Because it is protected by AI in a short time during moisture resistance tests, etc. No corrosion and extremely high reliability.

(b) Since a sheet is used as a barrier material,
The thickness necessary to block α-ray energy can be obtained uniformly and easily.

(c) Since the barrier material does not come into contact with the Au wire (9), the Fi line of the Au wire does not occur and the yield can be improved.

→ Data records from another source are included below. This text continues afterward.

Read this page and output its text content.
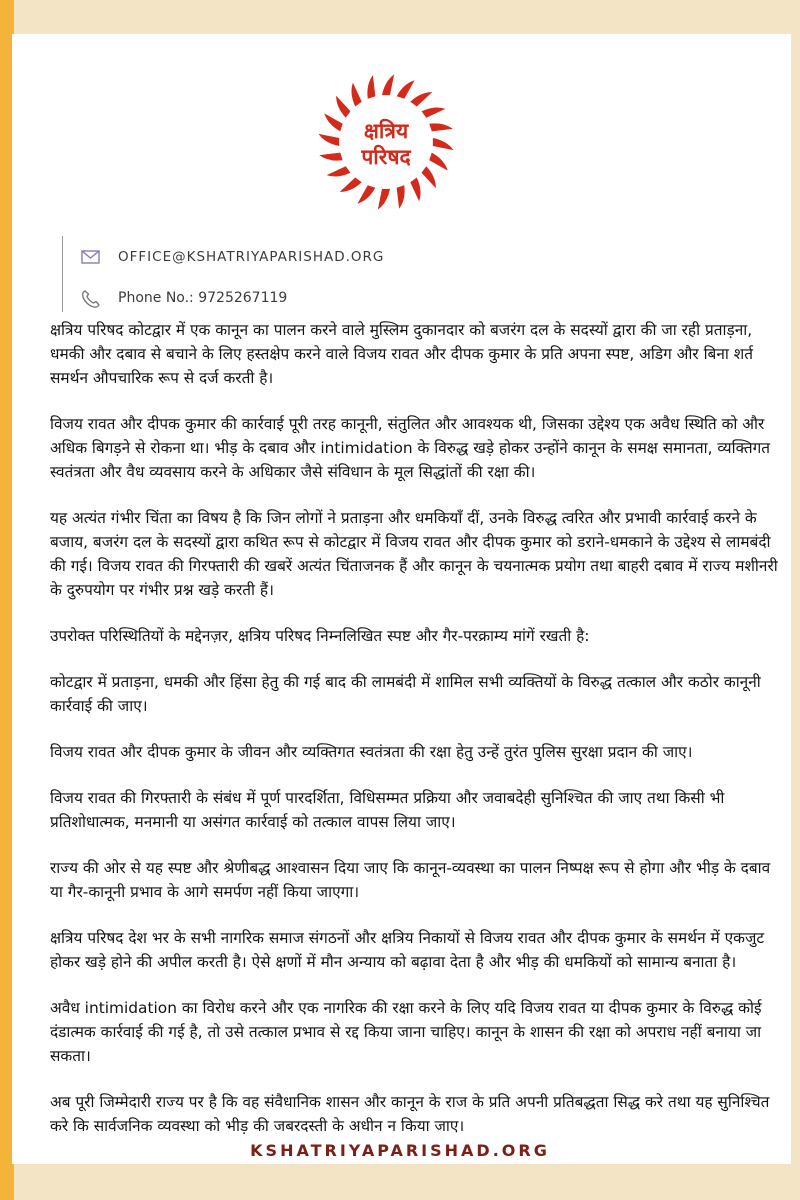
क्षत्रिय
परिषद
OFFICE@KSHATRIYAPARISHAD.ORG
Phone No.:
9725267119

क्षत्रिय परिषद कोटद्वार में एक कानून का पालन करने वाले मुस्लिम दुकानदार को बजरंग दल के सदस्यों द्वारा की जा रही प्रताड़ना, धमकी और दबाव से बचाने के लिए हस्तक्षेप करने वाले विजय रावत और दीपक कुमार के प्रति अपना स्पष्ट, अडिग और बिना शर्त समर्थन औपचारिक रूप से दर्ज करती है।

विजय रावत और दीपक कुमार की कार्रवाई पूरी तरह कानूनी, संतुलित और आवश्यक थी, जिसका उद्देश्य एक अवैध स्थिति को और अधिक बिगड़ने से रोकना था। भीड़ के दबाव और intimidation के विरुद्ध खड़े होकर उन्होंने कानून के समक्ष समानता, व्यक्तिगत स्वतंत्रता और वैध व्यवसाय करने के अधिकार जैसे संविधान के मूल सिद्धांतों की रक्षा की।

यह अत्यंत गंभीर चिंता का विषय है कि जिन लोगों ने प्रताड़ना और धमकियाँ दीं, उनके विरुद्ध त्वरित और प्रभावी कार्रवाई करने के बजाय, बजरंग दल के सदस्यों द्वारा कथित रूप से कोटद्वार में विजय रावत और दीपक कुमार को डराने-धमकाने के उद्देश्य से लामबंदी की गई। विजय रावत की गिरफ्तारी की खबरें अत्यंत चिंताजनक हैं और कानून के चयनात्मक प्रयोग तथा बाहरी दबाव में राज्य मशीनरी के दुरुपयोग पर गंभीर प्रश्न खड़े करती हैं।

उपरोक्त परिस्थितियों के मद्देनज़र, क्षत्रिय परिषद निम्नलिखित स्पष्ट और गैर-परक्राम्य मांगें रखती है:

कोटद्वार में प्रताड़ना, धमकी और हिंसा हेतु की गई बाद की लामबंदी में शामिल सभी व्यक्तियों के विरुद्ध तत्काल और कठोर कानूनी कार्रवाई की जाए।

विजय रावत और दीपक कुमार के जीवन और व्यक्तिगत स्वतंत्रता की रक्षा हेतु उन्हें तुरंत पुलिस सुरक्षा प्रदान की जाए।

विजय रावत की गिरफ्तारी के संबंध में पूर्ण पारदर्शिता, विधिसम्मत प्रक्रिया और जवाबदेही सुनिश्चित की जाए तथा किसी भी प्रतिशोधात्मक, मनमानी या असंगत कार्रवाई को तत्काल वापस लिया जाए।

राज्य की ओर से यह स्पष्ट और श्रेणीबद्ध आश्वासन दिया जाए कि कानून-व्यवस्था का पालन निष्पक्ष रूप से होगा और भीड़ के दबाव या गैर-कानूनी प्रभाव के आगे समर्पण नहीं किया जाएगा।

क्षत्रिय परिषद देश भर के सभी नागरिक समाज संगठनों और क्षत्रिय निकायों से विजय रावत और दीपक कुमार के समर्थन में एकजुट होकर खड़े होने की अपील करती है। ऐसे क्षणों में मौन अन्याय को बढ़ावा देता है और भीड़ की धमकियों को सामान्य बनाता है।

अवैध intimidation का विरोध करने और एक नागरिक की रक्षा करने के लिए यदि विजय रावत या दीपक कुमार के विरुद्ध कोई दंडात्मक कार्रवाई की गई है, तो उसे तत्काल प्रभाव से रद्द किया जाना चाहिए। कानून के शासन की रक्षा को अपराध नहीं बनाया जा सकता।

अब पूरी जिम्मेदारी राज्य पर है कि वह संवैधानिक शासन और कानून के राज के प्रति अपनी प्रतिबद्धता सिद्ध करे तथा यह सुनिश्चित करे कि सार्वजनिक व्यवस्था को भीड़ की जबरदस्ती के अधीन न किया जाए।

KSHATRIYAPARISHAD.ORG
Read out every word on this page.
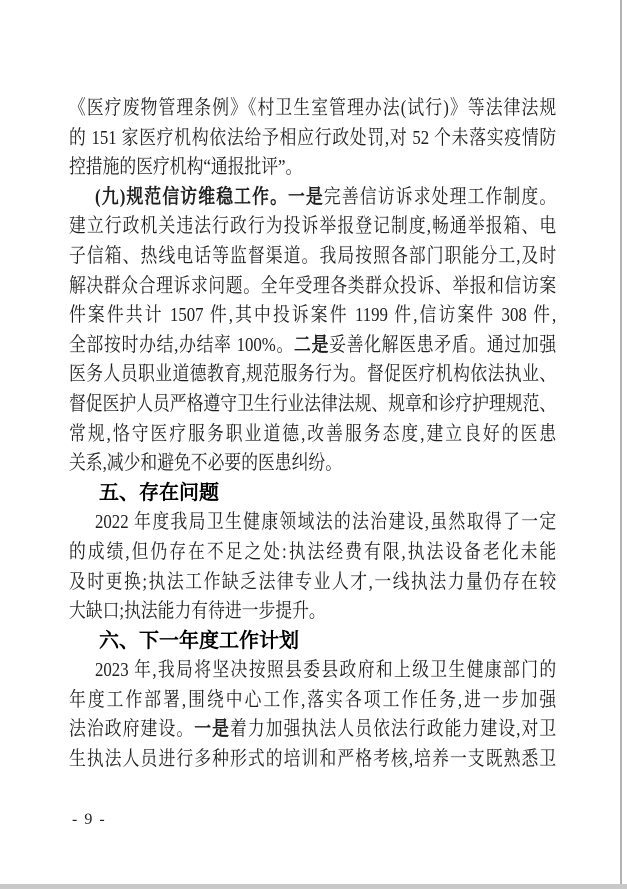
《医疗废物管理条例》《村卫生室管理办法(试行)》等法律法规
的 151 家医疗机构依法给予相应行政处罚,对 52 个未落实疫情防
控措施的医疗机构“通报批评”。
(九)规范信访维稳工作。一是完善信访诉求处理工作制度。
建立行政机关违法行政行为投诉举报登记制度,畅通举报箱、电
子信箱、热线电话等监督渠道。我局按照各部门职能分工,及时
解决群众合理诉求问题。全年受理各类群众投诉、举报和信访案
件案件共计 1507 件,其中投诉案件 1199 件,信访案件 308 件,
全部按时办结,办结率 100%。二是妥善化解医患矛盾。通过加强
医务人员职业道德教育,规范服务行为。督促医疗机构依法执业、
督促医护人员严格遵守卫生行业法律法规、规章和诊疗护理规范、
常规,恪守医疗服务职业道德,改善服务态度,建立良好的医患
关系,减少和避免不必要的医患纠纷。
五、存在问题
2022 年度我局卫生健康领域法的法治建设,虽然取得了一定
的成绩,但仍存在不足之处:执法经费有限,执法设备老化未能
及时更换;执法工作缺乏法律专业人才,一线执法力量仍存在较
大缺口;执法能力有待进一步提升。
六、下一年度工作计划
2023 年,我局将坚决按照县委县政府和上级卫生健康部门的
年度工作部署,围绕中心工作,落实各项工作任务,进一步加强
法治政府建设。一是着力加强执法人员依法行政能力建设,对卫
生执法人员进行多种形式的培训和严格考核,培养一支既熟悉卫
- 9 -
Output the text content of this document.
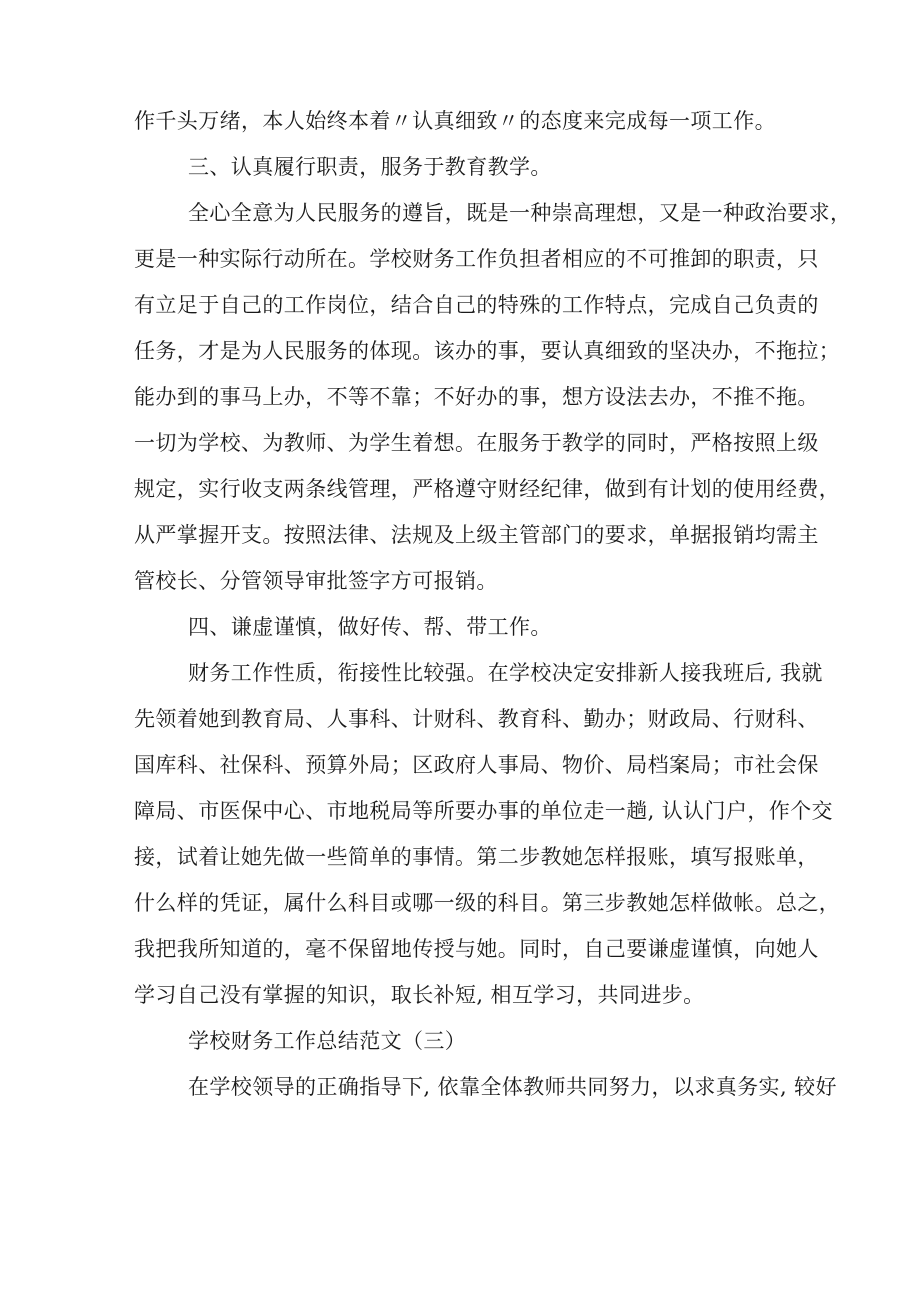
作千头万绪，本人始终本着〃认真细致〃的态度来完成每一项工作。
三、认真履行职责，服务于教育教学。
全心全意为人民服务的遵旨，既是一种崇高理想，又是一种政治要求，
更是一种实际行动所在。学校财务工作负担者相应的不可推卸的职责，只
有立足于自己的工作岗位，结合自己的特殊的工作特点，完成自己负责的
任务，才是为人民服务的体现。该办的事，要认真细致的坚决办，不拖拉；
能办到的事马上办，不等不靠；不好办的事，想方设法去办，不推不拖。
一切为学校、为教师、为学生着想。在服务于教学的同时，严格按照上级
规定，实行收支两条线管理，严格遵守财经纪律，做到有计划的使用经费，
从严掌握开支。按照法律、法规及上级主管部门的要求，单据报销均需主
管校长、分管领导审批签字方可报销。
四、谦虚谨慎，做好传、帮、带工作。
财务工作性质，衔接性比较强。在学校决定安排新人接我班后, 我就
先领着她到教育局、人事科、计财科、教育科、勤办；财政局、行财科、
国库科、社保科、预算外局；区政府人事局、物价、局档案局；市社会保
障局、市医保中心、市地税局等所要办事的单位走一趟, 认认门户，作个交
接，试着让她先做一些简单的事情。第二步教她怎样报账，填写报账单，
什么样的凭证，属什么科目或哪一级的科目。第三步教她怎样做帐。总之，
我把我所知道的，毫不保留地传授与她。同时，自己要谦虚谨慎，向她人
学习自己没有掌握的知识，取长补短, 相互学习，共同进步。
学校财务工作总结范文（三）
在学校领导的正确指导下, 依靠全体教师共同努力，以求真务实, 较好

[Brief explanation of drawings]

An embodiment of the present invention is shown in FIGS. 1 and 2.
Fig. 1 shows a plan view of the semiconductor element before resin sealing, and Fig.
The figure shows a cross-sectional view of the semiconductor element after resin sealing. In the figure, fi+...α-ray barrier membrane, (2)...
・Semiconductor X element, [31...Lead frame, (4)・
...Raw material, t5+...α-ray blocking adhesive, (6)
. . . alpha ray shielding sheet, (7) . . . activated surface region, (8) . . . sealing resin, (9) . . . Au wire. Agent Makoto Kuzuno - Procedural amendment (voluntary) Commissioner of the Japan Patent Office 1. Indication of the case: Japanese Patent Application No. 57-007957 2. Title of the invention: Resin-encapsulated semiconductor device 3. Relationship with the person making the amendment: Patent application Person (+) 5. Column 6 of the detailed description of the invention in the specification to be amended, amend the description of the contents of the amendment as follows.

Claims (1)

[Claims] An α-ray repellent film is formed to cover the active surface area of the semiconductor element, and an α-ray repellent sheet is fixed onto the α-ray repellent film via a heat-resistant adhesive having an α-ray repellent effect. , a resin-sealed semiconductor device characterized in that the entire circumference is further sealed with a sealing resin.